Und in Europa hatte ein weiteres Kapitel seiner etwas kuriosen Laufbahn begonnen. Die übertriebenen Berichte über ihn, die die amerikanischen Behörden in Umlauf gebracht hatten, wurden von den radikalen Gruppen der revolutionären Linken Europas für bare Münze genommen - dem Kreis, der mit Andreas Baader und Ulrike Meinhof in Verbindung stand und der in aller Form als Rote Armee Fraktion, informell als Baader-Meinhof- Bande bekannt war; der straff geführten Organisation, die sich die Bewegung des 2. Juni und in Italien die Rote Brigade nannte. Von der Romantik der städtischen Revolution berauscht, betrachteten diese Militanten den Amerikaner mit den zottigen Haaren als eine Art Jesse James der Neuzeit, einen Vorkämpfer der Revolution. Sie nahmen ihn in ihre Kreise und Diskussionszirkel auf, holten sich bei ihm Rat über Taktik und Techniken. Barry Cooper war von dieser Bewunderung angetan, aber seine Ratschläge nutzten nicht viel. Er wusste eine ganze Menge über die verschiedenen Marihuanavarianten - kannte sich darin aus, wie sich beispielsweise Sensimilla von Maui von Acapulco Rot unterschied -, hatte aber an den praktischen Aspekten der Revolution nur wenig Interesse. Weit davon entfernt, ein verbrecherischer Kopf jener Kreise zu sein, war er eher ein Mitläufer gewesen - jemand, dem es nur um Rauschgift und Sex ging. Er war viel zu benommen gewesen, um richtig zu begreifen, wie extrem seine neuen Kameraden waren - zu benommen, um zu begreifen, dass diese Leute das, was er für Schüler streiche hielt, das Äquivalent von Stinkbomben im Badezimmer, als Vorspiel zum gewalttätigen Aufruhr und dem Umsturz der existierenden Ordnung betrachteten.
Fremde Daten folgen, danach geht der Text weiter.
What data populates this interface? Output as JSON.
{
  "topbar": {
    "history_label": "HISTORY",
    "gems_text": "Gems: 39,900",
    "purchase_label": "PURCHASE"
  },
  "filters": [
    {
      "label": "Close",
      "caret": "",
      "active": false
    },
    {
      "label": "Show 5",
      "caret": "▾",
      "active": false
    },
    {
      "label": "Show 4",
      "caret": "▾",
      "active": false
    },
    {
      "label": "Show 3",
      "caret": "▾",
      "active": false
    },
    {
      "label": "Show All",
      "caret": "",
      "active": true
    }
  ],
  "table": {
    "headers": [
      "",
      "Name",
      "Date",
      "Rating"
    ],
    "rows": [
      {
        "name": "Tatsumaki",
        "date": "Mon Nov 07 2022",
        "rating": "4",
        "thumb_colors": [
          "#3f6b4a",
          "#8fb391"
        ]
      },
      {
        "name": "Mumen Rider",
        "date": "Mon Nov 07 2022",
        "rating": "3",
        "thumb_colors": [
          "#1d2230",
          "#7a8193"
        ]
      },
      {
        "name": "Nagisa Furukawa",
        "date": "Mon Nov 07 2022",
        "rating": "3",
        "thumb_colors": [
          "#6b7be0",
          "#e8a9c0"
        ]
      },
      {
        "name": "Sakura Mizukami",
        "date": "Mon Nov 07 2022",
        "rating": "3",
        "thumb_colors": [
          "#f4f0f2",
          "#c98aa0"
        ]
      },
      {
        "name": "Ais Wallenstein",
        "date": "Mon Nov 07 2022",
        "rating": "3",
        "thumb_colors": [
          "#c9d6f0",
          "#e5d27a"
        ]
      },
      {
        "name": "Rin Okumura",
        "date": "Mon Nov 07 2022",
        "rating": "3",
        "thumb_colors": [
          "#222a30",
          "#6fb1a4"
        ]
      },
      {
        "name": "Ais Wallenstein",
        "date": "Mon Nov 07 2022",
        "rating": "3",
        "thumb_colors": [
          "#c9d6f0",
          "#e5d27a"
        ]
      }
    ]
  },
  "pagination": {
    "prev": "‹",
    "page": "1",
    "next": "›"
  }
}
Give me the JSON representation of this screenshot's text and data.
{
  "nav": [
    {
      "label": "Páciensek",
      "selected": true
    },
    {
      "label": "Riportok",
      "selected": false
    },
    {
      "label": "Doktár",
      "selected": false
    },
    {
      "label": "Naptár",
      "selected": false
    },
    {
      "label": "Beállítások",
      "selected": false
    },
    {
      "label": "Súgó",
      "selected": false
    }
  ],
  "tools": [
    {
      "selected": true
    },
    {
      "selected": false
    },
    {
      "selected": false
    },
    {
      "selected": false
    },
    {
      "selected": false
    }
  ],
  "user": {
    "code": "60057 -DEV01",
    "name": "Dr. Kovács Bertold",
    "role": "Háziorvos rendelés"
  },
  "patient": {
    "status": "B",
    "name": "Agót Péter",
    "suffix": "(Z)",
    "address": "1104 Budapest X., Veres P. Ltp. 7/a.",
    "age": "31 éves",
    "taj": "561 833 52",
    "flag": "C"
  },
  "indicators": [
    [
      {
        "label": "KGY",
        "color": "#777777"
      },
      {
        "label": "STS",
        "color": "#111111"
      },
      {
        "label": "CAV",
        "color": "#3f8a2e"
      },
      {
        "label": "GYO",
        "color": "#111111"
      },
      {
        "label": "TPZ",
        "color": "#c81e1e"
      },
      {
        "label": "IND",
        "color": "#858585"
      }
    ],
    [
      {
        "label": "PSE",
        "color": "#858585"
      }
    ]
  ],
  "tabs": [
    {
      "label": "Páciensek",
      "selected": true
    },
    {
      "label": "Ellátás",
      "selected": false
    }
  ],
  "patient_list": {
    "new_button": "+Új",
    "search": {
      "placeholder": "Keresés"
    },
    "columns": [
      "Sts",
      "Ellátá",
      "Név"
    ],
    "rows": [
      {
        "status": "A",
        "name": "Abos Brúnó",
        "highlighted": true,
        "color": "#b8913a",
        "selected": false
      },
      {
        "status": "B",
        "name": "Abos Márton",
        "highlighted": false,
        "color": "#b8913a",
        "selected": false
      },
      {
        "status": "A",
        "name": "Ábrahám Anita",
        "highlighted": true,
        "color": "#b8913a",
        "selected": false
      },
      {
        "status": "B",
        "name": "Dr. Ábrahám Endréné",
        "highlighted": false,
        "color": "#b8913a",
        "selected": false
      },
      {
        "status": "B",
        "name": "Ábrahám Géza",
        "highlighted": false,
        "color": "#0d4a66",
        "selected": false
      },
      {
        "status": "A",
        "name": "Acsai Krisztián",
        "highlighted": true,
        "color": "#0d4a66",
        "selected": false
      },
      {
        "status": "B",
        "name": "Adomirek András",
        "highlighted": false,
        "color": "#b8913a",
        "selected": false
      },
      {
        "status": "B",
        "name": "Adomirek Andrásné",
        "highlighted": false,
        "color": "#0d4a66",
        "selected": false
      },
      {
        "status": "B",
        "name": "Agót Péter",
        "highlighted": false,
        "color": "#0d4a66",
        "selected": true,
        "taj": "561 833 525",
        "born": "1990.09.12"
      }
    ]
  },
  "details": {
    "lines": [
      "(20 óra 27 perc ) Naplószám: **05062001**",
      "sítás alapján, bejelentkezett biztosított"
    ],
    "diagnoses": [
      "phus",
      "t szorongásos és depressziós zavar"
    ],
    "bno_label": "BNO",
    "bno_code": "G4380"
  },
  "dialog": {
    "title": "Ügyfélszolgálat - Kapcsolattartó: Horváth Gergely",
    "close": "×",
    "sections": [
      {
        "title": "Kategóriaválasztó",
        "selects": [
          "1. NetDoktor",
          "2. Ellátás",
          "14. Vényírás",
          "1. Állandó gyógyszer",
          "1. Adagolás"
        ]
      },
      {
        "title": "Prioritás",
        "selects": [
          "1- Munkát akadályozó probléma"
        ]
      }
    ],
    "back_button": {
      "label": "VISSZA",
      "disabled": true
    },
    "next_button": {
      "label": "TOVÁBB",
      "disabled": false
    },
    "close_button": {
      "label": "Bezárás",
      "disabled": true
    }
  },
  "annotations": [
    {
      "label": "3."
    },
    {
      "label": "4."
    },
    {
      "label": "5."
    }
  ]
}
Als er sich bei den Revolutionären befand, behielt er das für sich, verbarg sich hinter weise klingenden Antworten. Seine Verschlossenheit und sein offenkundiges Desinteresse an ihren Aktivitäten verstimmte sie: Das zeigte doch wohl eindeutig, dass der amerikanische Terrorist ihnen entweder nicht vertraute oder sie als revolutionäre Vorkämpfer nicht genügend ernst nahm. Sie reagierten darauf, indem sie ihm ihre ehrgeizigsten Pläne vorlegten, ihn damit zu beeindrucken versuchten, dass sie ihm das ganze Ausmaß ihrer materiellen Mittel offenlegten und ihn über ihre Mitglieder informierten: die Verbindungsleute in Ost-Berlin, die Organisation in München, die ihnen finanzielle Unterstützung lieferte, den Bundeswehroffizier, der seine radikale Geliebte mit Waffen versorgte.